L’œuvre fut difficile ; l’inimitié et la défiance lui suscitèrent plus d’un obstacle ; on put croire par momens qu’il succomberait. Il n’échappa point à la plus douloureuse et à la plus commune des épreuves du pouvoir, l’injustice de l’opinion. La presse ne lui épargna aucune de ces iniquités calomnieuses auxquelles celui qui veut agir doit s’attendre sans crainte et résister sans colère, et qui ont du moins cet avantage d’imposer aux hommes d’état la double nécessité d’une volonté forte et d’une conviction profonde. Rien ne l’arrêta, et il sut tout vaincre. L’opposition la plus vive avait précédé sa réélection ; elle ne put ou n’osa pas en troubler l’unanimité. Et lorsqu’après avoir gouverné huit ans comme il avait huit ans commandé l’armée, déjà vieux et las, il déposa la puissance. On dit qu’il eût été maître de la reprendre encore, et que la nation s’était accoutumée à regarder comme indissoluble l’alliance formée entre la présidence de Washington et la liberté de l’Amérique ; mais il sentait l’heure de la retraite arrivée : l’existence la plus active et la plus animée n’avait jamais affaibli son goût passionné pour la vie domestique, pour les soins de l’agriculture.
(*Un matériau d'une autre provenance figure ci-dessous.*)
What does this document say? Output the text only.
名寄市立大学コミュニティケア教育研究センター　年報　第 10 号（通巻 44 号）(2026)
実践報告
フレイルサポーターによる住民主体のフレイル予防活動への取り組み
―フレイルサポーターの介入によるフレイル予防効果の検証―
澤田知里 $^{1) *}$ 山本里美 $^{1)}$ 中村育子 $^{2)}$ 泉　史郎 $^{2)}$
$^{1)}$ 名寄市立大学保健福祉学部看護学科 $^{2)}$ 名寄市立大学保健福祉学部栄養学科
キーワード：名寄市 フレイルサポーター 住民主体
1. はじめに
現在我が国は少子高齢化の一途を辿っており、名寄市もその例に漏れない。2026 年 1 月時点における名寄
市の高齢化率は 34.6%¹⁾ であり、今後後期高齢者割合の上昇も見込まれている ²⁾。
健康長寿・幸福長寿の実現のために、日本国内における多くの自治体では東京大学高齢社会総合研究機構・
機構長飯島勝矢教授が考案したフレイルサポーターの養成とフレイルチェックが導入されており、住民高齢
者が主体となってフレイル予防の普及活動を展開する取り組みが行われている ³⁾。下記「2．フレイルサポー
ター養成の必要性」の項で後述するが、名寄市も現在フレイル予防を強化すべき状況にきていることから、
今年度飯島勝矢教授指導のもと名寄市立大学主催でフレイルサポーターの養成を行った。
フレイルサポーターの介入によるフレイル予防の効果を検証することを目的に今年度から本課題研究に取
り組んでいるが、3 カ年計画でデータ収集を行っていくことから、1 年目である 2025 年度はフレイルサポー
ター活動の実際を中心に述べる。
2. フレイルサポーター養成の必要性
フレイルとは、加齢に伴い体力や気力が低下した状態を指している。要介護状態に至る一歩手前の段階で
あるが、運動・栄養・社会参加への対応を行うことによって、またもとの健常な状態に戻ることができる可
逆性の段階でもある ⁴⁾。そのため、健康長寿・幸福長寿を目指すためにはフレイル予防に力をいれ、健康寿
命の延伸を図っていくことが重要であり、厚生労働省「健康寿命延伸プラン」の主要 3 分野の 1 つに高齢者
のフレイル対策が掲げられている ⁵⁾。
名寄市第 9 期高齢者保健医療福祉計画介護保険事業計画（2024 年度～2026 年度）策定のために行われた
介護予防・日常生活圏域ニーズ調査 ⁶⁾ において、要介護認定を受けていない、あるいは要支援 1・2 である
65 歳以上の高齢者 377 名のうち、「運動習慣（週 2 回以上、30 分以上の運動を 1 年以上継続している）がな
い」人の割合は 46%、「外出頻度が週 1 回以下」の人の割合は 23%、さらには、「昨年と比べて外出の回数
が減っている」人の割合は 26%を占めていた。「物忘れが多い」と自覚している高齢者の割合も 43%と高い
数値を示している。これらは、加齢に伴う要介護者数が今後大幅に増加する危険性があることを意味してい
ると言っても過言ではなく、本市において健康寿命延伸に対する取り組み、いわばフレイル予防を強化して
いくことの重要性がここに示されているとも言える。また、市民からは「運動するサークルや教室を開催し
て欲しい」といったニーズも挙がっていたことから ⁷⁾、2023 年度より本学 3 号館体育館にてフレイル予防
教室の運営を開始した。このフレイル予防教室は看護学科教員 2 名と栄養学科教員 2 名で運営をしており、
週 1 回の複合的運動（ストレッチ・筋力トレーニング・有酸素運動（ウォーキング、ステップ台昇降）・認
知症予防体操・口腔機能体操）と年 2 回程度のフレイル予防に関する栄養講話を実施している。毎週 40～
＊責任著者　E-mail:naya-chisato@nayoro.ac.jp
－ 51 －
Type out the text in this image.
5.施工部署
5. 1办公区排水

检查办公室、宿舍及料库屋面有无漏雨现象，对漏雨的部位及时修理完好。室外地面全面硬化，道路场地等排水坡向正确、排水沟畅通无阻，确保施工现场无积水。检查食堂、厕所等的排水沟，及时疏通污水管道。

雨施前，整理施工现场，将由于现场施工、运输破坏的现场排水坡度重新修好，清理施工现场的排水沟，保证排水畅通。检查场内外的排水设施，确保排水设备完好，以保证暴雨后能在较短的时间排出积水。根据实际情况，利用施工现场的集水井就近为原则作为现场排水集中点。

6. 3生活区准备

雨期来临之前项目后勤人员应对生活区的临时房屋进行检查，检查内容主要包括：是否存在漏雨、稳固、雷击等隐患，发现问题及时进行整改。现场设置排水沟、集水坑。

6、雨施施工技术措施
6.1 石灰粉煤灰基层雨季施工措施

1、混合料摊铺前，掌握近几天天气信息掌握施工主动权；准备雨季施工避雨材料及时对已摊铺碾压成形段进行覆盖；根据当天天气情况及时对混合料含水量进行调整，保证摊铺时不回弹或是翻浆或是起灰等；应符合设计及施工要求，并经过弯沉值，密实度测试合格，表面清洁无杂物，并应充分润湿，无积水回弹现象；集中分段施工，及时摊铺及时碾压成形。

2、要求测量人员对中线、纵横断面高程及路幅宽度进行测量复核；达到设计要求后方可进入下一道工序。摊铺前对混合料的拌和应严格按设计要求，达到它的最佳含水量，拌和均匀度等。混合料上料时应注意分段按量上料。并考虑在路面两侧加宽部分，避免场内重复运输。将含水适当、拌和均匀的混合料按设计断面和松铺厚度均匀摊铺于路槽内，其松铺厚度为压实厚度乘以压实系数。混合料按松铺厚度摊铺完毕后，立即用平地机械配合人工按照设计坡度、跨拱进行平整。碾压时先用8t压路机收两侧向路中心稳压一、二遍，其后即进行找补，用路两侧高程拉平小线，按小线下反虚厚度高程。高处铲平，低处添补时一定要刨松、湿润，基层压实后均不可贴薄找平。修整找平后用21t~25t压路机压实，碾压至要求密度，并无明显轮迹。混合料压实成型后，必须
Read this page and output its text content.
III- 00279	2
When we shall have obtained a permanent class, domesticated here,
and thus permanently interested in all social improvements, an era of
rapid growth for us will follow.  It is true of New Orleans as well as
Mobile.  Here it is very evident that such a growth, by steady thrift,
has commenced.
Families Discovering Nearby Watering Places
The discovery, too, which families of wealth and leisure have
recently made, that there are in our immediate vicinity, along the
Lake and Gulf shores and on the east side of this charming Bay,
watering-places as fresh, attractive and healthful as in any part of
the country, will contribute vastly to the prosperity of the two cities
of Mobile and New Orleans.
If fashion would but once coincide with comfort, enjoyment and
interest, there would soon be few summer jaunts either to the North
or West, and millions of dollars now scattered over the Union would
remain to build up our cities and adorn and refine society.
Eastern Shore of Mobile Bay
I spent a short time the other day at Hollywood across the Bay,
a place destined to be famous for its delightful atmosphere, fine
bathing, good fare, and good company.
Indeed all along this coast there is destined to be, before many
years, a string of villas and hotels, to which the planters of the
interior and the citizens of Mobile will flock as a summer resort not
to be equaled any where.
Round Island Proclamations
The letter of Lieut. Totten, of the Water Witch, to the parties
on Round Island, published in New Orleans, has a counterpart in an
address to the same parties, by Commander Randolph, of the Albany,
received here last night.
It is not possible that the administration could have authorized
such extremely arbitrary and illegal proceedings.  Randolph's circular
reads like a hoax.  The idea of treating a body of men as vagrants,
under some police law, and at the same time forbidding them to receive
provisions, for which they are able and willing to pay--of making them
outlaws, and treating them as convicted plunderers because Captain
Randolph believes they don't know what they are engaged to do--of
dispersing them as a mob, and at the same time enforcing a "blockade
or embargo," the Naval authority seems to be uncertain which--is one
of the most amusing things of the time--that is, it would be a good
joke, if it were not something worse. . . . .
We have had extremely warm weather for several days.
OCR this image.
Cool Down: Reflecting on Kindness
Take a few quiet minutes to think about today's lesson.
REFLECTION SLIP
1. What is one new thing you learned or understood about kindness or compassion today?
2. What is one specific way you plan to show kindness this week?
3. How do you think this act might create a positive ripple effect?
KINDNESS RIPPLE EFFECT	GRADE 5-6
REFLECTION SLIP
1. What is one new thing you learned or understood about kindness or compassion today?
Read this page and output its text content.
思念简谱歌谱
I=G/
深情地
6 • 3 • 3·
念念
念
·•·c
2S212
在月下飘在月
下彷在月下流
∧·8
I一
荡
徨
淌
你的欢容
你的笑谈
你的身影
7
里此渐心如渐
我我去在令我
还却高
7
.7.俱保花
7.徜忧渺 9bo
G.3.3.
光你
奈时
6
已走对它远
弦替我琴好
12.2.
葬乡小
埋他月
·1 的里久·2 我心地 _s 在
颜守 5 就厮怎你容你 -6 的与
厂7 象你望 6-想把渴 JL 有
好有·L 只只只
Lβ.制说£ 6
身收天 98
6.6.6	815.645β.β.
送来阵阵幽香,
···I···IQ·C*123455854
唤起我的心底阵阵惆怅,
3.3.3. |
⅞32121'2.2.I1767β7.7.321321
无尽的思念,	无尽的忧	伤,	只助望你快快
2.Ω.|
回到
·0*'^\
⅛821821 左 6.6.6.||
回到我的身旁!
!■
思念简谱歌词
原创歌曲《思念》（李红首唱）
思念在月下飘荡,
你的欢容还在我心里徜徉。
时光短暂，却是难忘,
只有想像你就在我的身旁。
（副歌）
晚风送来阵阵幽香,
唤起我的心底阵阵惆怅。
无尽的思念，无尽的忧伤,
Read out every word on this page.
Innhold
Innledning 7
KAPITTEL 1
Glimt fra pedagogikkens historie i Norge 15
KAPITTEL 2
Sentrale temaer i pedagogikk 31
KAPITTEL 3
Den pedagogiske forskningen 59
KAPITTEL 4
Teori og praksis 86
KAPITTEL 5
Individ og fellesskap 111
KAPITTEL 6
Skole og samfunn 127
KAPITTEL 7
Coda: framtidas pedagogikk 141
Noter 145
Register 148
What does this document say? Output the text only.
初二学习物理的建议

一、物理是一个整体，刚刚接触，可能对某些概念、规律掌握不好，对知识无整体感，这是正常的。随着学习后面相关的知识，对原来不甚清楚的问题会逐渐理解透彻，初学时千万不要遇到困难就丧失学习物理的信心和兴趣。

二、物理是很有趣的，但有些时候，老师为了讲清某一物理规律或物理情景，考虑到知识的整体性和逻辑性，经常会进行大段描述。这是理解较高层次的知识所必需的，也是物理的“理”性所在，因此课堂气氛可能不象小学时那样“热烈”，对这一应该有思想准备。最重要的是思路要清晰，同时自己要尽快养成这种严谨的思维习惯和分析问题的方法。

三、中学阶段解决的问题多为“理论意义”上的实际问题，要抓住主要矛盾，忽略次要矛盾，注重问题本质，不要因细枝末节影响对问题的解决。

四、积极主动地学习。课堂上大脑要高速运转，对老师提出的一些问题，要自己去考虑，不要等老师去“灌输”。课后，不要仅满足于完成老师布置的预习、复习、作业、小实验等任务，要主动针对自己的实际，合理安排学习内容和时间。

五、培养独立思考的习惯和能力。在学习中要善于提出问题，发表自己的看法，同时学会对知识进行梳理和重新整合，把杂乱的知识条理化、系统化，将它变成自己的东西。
Son esprit impérieux commençait à trouver difficile de se plier aux ménagemens, aux exigences, aux sacrifices inséparables du métier de gouvernement ; sans cesser de tenir fixé sur sa patrie un œil attentif, de suivre avec une sollicitude mêlée de quelque dédain le cours des affaires publiques, il redevint ce qu’il avait été au commencement, un planteur, comme pour réaliser en tout dans sa personne le type exact de la société américaine.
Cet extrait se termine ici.